Former Sri Lankan Finance Minister Ali Sabri has said that timely tax cuts have reduced government revenue, the country’s ability to borrow and issue existing reserves to maintain the US dollar at a fixed rate against the local currency. decreased – and those factors gave rise to the forex crisis. Also the COVID-19 pandemic almost severely curtailed tourism revenue, one of the country’s economic lifelines.
The economic crisis has caused a reduction in imports of goods and industrial raw materials, leading to severe shortages of essential items such as food, medicine, LPG and other fuels, toilet paper and even matches.
Sri Lankans have been forced to queue for hours outside shops to buy fuel and cooking gas for months.
Protesters occupied the entrance to President Gotabaya Rajapaksa’s office for nearly 50 days, demanding his resignation as they blame him and his powerful and politically connected family for the economic crisis.
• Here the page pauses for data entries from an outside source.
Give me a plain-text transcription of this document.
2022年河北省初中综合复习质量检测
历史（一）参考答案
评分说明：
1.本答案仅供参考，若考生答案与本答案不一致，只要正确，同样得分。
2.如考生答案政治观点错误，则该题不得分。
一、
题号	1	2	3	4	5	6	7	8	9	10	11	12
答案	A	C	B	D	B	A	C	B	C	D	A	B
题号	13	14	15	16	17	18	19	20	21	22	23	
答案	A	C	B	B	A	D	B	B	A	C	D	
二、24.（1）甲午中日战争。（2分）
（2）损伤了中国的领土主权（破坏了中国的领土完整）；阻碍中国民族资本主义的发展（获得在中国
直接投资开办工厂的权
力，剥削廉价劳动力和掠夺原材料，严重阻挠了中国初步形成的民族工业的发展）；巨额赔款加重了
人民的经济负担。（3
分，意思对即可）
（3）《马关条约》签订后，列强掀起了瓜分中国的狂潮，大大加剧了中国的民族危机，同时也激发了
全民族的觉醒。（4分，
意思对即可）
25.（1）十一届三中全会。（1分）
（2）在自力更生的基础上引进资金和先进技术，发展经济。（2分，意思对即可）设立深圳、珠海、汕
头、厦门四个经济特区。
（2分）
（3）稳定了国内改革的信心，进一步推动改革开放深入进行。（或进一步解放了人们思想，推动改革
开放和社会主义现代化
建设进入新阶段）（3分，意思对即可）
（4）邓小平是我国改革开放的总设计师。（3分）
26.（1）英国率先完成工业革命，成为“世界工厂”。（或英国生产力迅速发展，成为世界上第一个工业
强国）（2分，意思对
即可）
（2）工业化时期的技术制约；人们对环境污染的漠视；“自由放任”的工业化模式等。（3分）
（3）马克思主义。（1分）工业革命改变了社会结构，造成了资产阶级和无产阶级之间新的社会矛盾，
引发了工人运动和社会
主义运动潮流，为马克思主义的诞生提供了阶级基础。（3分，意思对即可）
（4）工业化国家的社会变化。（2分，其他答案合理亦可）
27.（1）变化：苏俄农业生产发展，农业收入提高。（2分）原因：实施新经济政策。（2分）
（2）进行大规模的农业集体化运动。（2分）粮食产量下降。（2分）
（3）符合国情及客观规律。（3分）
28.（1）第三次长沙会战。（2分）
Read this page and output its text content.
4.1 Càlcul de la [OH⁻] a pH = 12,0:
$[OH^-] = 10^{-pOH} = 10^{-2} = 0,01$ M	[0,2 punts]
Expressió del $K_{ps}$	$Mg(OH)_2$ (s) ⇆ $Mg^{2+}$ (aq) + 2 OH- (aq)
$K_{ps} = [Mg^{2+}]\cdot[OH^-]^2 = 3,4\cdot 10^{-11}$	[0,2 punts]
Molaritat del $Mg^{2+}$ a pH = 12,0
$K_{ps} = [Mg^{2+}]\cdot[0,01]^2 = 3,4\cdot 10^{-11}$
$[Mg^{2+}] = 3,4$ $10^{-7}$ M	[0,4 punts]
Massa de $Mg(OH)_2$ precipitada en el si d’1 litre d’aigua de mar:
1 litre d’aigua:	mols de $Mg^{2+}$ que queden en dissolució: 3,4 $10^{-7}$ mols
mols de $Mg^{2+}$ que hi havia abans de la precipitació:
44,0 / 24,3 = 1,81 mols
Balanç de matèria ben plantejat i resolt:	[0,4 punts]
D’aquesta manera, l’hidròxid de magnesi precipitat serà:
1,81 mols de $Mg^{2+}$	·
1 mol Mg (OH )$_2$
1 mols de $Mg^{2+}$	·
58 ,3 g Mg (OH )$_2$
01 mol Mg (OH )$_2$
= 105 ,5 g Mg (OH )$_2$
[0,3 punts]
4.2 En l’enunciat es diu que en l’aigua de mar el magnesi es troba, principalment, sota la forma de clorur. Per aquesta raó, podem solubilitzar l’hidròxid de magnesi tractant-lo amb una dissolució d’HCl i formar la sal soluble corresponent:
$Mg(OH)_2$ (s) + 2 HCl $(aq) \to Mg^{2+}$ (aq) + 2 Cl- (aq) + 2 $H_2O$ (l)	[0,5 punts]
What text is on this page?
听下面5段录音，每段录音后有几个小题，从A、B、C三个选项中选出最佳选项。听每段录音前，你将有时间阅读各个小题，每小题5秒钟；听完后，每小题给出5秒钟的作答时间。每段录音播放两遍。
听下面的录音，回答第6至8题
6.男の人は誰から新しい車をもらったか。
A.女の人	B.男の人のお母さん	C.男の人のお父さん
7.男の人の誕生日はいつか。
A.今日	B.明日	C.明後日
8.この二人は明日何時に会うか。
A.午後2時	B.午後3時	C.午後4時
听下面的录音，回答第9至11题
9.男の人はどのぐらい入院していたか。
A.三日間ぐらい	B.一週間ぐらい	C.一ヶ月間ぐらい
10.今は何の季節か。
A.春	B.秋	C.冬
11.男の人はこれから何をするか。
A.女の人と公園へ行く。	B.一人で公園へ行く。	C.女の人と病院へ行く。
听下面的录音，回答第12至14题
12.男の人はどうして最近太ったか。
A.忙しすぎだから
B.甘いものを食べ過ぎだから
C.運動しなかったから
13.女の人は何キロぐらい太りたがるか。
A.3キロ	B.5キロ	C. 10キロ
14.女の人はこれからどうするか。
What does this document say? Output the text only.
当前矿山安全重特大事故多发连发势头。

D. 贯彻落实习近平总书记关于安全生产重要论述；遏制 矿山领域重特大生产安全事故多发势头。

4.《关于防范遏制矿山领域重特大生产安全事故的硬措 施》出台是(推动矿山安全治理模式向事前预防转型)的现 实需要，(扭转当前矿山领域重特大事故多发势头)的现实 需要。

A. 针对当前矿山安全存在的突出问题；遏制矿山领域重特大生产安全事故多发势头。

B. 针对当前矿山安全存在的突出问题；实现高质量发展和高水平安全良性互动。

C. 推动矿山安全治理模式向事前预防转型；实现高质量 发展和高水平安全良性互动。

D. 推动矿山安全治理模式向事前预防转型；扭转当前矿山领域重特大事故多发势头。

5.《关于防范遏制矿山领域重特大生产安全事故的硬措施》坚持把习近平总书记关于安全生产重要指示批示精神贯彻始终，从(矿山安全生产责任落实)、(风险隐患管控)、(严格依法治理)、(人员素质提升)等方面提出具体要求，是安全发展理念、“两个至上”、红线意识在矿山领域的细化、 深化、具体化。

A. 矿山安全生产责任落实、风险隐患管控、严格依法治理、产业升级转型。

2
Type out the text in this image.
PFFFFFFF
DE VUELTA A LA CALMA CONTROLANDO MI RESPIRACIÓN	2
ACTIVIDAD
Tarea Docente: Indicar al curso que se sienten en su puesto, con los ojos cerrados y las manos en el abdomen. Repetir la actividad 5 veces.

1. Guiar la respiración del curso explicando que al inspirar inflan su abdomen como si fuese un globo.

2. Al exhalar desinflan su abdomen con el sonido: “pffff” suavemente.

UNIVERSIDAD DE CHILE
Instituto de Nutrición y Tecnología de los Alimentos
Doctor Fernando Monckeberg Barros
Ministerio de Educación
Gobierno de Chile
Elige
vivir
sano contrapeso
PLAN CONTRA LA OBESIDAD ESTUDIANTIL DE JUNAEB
Protests have nearly destroyed the powerful Rajapaksa political dynasty after his supporters attacked peaceful protesters after the president’s brother resigned as prime minister amid nationwide violence earlier this month. Two other siblings and nephews of the president resigned from their cabinet posts.
Wickremesinghe has promised to reduce the president’s powers, strengthen parliament and propose constitutional changes to solve Sri Lanka’s economic difficulties.